Students and professors wear masks all the time, except when they eat with only two people per table.
“It’s pretty strict, but it has been successful so far,” said Franz.
The move to Maryland and the Covid pandemic have not gotten in the way of these men pursuing their vocation. Nor has the criticism the Diocese of Buffalo has faced in recent years.
“As much as there had been issues in the Church, the Church to me is something that stands for something bigger than we are, and more beautiful that we are, and what the people are striving to be. The Church stands for that regardless of the human brokenness in that. There are also a lot of great things in the humanity of the Church that we can all look to and appreciate and model ourselves after, including the canonized saints,” said Franz.
He points to the Bread of Life Discourse, when Jesus is abandoned by all but 12 disciples. He asks those men if they want to leave too. Peter replies, “To whom shall we go?”

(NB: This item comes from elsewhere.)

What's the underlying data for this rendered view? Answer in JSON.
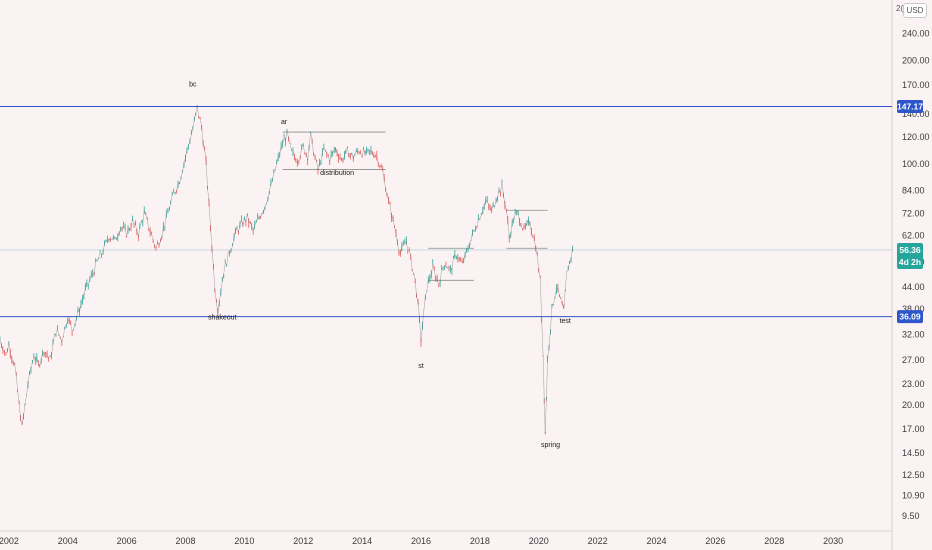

“I love my faith and I love the priesthood. As much as all this has gone on, I think my seminary life has given me a much better appreciation for our Church and the priesthood. I can say that my faith is deeper because of my seminary formation, even in the midst of all of this,” Franz said.
Christ the King Seminary will continue to educate the fourth theology students until next spring.
Seminarians from Buffalo are welcomed to their new learning institute, St. Mary’s Seminary in Baltimore. Pictured are (from left) Juan Sebastian Aristizabal. Joseph Tokasz, C.J. Wild, John Willett, John Callahan, James Boback and Joseph Franz. Also pictures in back are Kevin Upendran from Diocese of Hamilton Ontario, and Brother John Nguyen, SOCist, who had been studying at Christ the King. Courtesy of St. Mary’s Seminary.